June 21, 2017

Contact: Sen Cowles: (608) 266-0484 / Rep Jacque: (920) 819-8066

‘Ruff’ Burden on Law Enforcement Removed by Cowles/Jacque Bill

2017 Assembly Bill 58 Signed into Law

MADISON- Senator Robert Cowles (R-Green Bay) and Representative André Jacque (R-De Pere) released the following statement after Assembly Bill 58 was signed into law by Governor Scott Walker during a visit to the Green Bay Police Department today:

“Until today, handlers, who regularly spend 40 hours a week or more with their K-9 partner, found their hands tied by state statutes while a crucial member of the police force sat on the sidelines,” said Senator Cowles. “By allowing K-9 officers to stay in the field after a biting event, law enforcement will save the tax payers money and continue to protect public safety with one of the best tools available to them. I would like to thank my co-author, Representative Jacque, and all of the co-sponsors for their hard work on this bill.”

“I am proud to see this commonsense bi-partisan legislation signed into law today, removing an obsolete and costly mandate on law enforcement that was shown to hinder, rather than improve public safety,” said Representative Jacque. “Law enforcement K-9 units have repeatedly demonstrated their value as a highly trained asset to their departments, solving crimes and keeping our community safe.  I am very appreciative of Sen. Cowles for his leadership in getting this bill through the State Senate, and deeply thankful to Green Bay Police K9 Unit Lieutenant Matt Van Egeren and Oconto County Sheriff’s Deputy Todd Skarban, President of the Wisconsin Law Enforcement Canine Handler Association, for working with me to draft and pass AB 58.”

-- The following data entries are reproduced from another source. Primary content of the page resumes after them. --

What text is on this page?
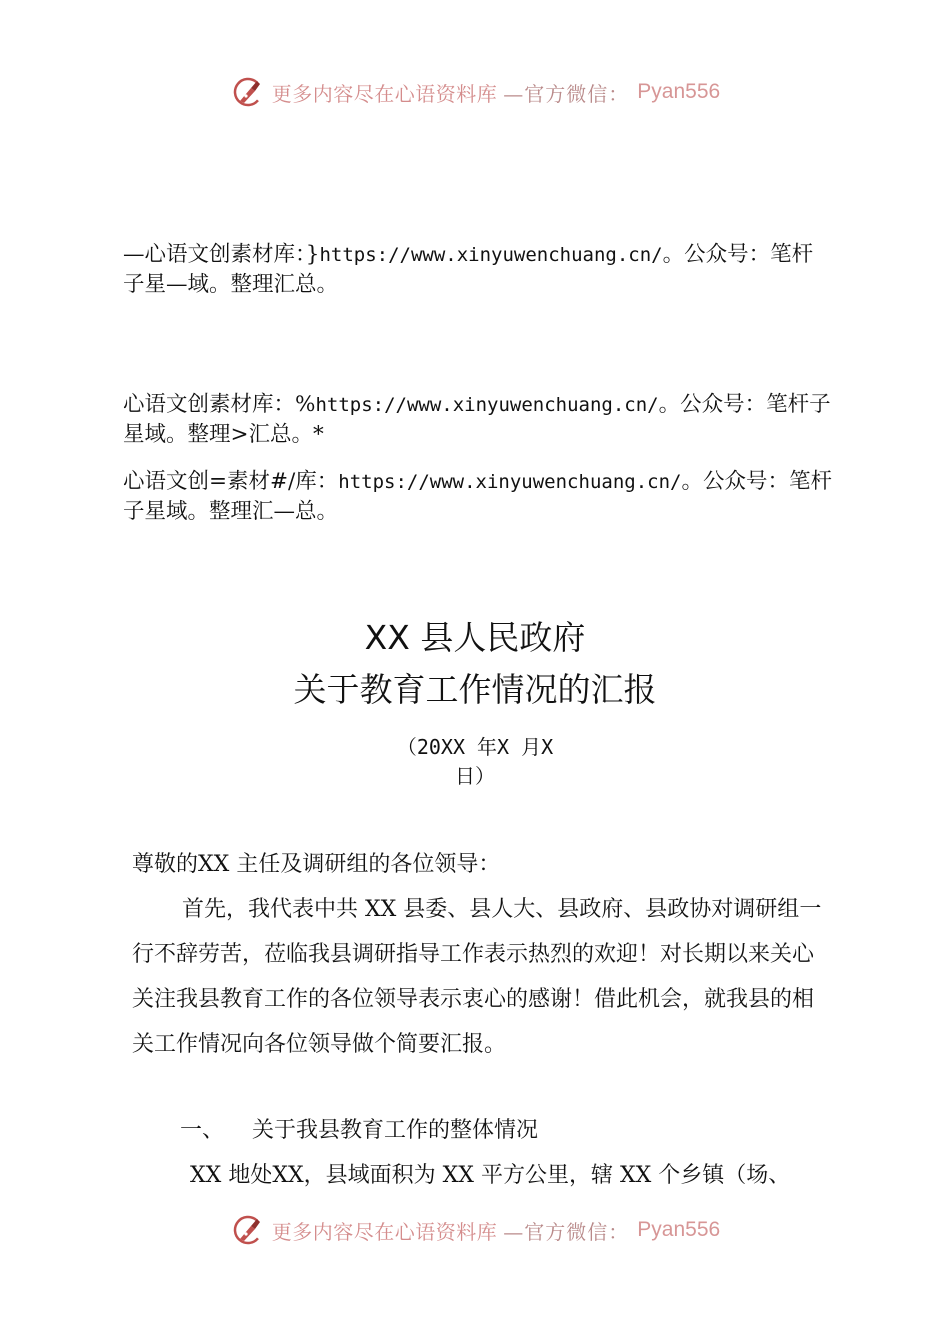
更多内容尽在心语资料库 —官方微信： Pyan556
—心语文创素材库：}https://www.xinyuwenchuang.cn/。公众号：笔杆子星—域。整理汇总。
心语文创素材库：%https://www.xinyuwenchuang.cn/。公众号：笔杆子星域。整理>汇总。*
心语文创=素材#/库：https://www.xinyuwenchuang.cn/。公众号：笔杆子星域。整理汇—总。
XX 县人民政府
关于教育工作情况的汇报
（20XX 年X 月X
日）
尊敬的XX 主任及调研组的各位领导：
首先，我代表中共 XX 县委、县人大、县政府、县政协对调研组一行不辞劳苦，莅临我县调研指导工作表示热烈的欢迎！对长期以来关心关注我县教育工作的各位领导表示衷心的感谢！借此机会，就我县的相关工作情况向各位领导做个简要汇报。
一、 关于我县教育工作的整体情况
XX 地处XX，县域面积为 XX 平方公里，辖 XX 个乡镇（场、
更多内容尽在心语资料库 —官方微信： Pyan556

Previously, the law required a K-9 officer to receive three check-ups from a veterinarian over the ten-day period following a biting incident and confinement outside of work duties. 2017 Assembly Bill 58, now referred to as 2017 Act 23, allows for the K-9 officer to remain at work while the handler monitors their health and reports any abnormal behavior to the health department. The bill was supported by a broad coalition of law enforcement groups, including the Chiefs of Police Association, Professional Police Association, Badger State Sheriffs’ Association, Sheriffs and Deputy Sheriffs Association, and Troopers Association.